Sunday, November 15, 2009

What's really going on?

Proper 28 B 2009
(1 Samuel 1: 4-20; Ps 16; Heb 10: 11-14, 19-25; Mark 13: 1-8)


Once there was a wise teacher of meditation and prayer in the East. It is said that he used to amuse his community of followers from time to time by searching about the monastery, anxiously peering into rooms, under furniture, and into corners. When asked what he was doing, he would say that he was looking for his own body. The students always seemed to think this was hilarious, and, so the story says, “never understood what the teacher was getting at.”

I thought of that story this week as I examined the readings and kept in mind today’s Collect. “All Holy Scripture is written for our learning”, so take a big bite, chew it up, and swallow it down. Well, today we’re given a helping of liver and onions to take in. The Gospel text gives us images that lie deep within the nightmares of the human soul. Wars, earthquakes, famines, and the great Temple itself torn apart like the great buildings of the East Coast were torn apart eight years ago: apocalypse. It’s a deep dread common to us all. That fear—that one day the dreadful violent end will come—gives rise to literature and to entertainment—look at all the disaster movies past and present. Apocalypse always seeks a contemporary plausible face—anyone here remember Y2K? Anyone here plan to see the movie “2012”, supposedly about the disaster predicted by an ancient Mayan calendar? An actual Mayan recently said that he wished people would stop asking him when the world will end—as far as he’s concerned his people ended their calendar at the western year 2012 because they ran out of room on the stone where they were carving the dates! But still, the images and the fear—fed by our own dread and sense of helplessness, fed by the fact that in this world bad things, violent things, seemingly senseless things can and do happen. Above all, we fear that the world and our lives may be ruled by nothing more than random chance, or even a cruel and faceless will.

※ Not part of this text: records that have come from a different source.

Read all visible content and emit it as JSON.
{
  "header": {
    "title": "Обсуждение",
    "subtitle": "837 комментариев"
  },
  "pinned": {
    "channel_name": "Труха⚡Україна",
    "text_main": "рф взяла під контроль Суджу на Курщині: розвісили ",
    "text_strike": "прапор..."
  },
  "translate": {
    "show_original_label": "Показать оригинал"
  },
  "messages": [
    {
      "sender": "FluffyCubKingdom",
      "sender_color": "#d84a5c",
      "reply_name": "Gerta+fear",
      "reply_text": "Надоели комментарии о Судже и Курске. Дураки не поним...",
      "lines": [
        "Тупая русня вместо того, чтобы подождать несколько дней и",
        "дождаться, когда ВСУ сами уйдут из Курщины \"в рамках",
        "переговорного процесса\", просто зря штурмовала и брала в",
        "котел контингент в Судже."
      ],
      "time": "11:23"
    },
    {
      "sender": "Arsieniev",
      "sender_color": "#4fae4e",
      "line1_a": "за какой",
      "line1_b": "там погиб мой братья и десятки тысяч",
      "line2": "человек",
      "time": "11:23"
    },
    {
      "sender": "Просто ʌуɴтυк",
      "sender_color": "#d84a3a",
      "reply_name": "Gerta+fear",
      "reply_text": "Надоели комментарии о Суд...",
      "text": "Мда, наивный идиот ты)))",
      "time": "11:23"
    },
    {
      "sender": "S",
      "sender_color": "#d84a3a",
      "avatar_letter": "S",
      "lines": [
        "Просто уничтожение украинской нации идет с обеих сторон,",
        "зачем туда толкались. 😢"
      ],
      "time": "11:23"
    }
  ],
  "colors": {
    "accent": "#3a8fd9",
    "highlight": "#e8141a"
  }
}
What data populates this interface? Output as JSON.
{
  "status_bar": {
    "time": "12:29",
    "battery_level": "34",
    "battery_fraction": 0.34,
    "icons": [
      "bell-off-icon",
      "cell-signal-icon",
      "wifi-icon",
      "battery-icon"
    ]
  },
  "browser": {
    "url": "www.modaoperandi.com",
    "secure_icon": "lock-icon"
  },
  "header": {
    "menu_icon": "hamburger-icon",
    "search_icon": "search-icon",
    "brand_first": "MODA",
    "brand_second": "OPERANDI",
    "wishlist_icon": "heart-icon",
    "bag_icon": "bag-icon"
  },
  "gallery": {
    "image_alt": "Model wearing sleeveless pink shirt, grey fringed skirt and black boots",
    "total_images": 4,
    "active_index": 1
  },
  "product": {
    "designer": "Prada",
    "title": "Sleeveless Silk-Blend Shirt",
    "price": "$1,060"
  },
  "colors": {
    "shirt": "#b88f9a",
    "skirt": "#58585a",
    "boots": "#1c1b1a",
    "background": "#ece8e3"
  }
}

Apocalypse can be earth-wide and cataclysmic. Usually, however, apocalypse is more personal, a private tragedy. Neither I nor anyone else has the right to make simple clichés or statements about the suffering of another, so trivializing pain that can only be experienced in order to be understood. An example of such pain is the story of Hannah in the Old Testament today. Infertility is a bitter and personal pain. So is living with serious illness or chronic pain, or loss of a loved one, or addiction.

But private or public disaster is not the meaning of the word “apocalypse.” The word actually means “uncovering”, letting us see what’s truly present, what’s truly at work in the world and in our lives.

What’s truly at work is God is in charge, in spite of all evidence to the contrary. What’s truly present is a cloud of witness and a God who loves us beyond measure. What is truly at work is the Spirit changing and renewing us even when we do not see or feel that change.

So what are we to do? How are we to live?

Remember that Eastern spiritual master, and open our eyes to see what is most deeply true about us and about our world. Don’t run madly to look for answers in blind alleys. God is with us, within us, around us. In times of challenge and fear and risk, keep standing on what is firm and unchanging. Know that Jesus has passed before us, and in ways we cannot begin to understand he has walked all our paths before us. Walk with confidence, and walk in the ways that Jesus has taught. Let’s help each other to walk this path, let’s walk with each other through good times and bad alike. And let’s keep gathering together, let’s keep showing up to pray and to be Christ’s body together. We go through our challenges together.

For we are never alone, our lives are never meaningless, and we are never forgotten. Desmond Tutu said it more clearly than do I. “I have some good news,” said Desmond. “I’ve read the book to the end, and guess what? We win.” In spite of all that happens, we are seen, we are known, and we are loved. And like the infant prophet to be born to Hannah, new hope is coming to birth in us in ways we cannot fully understand.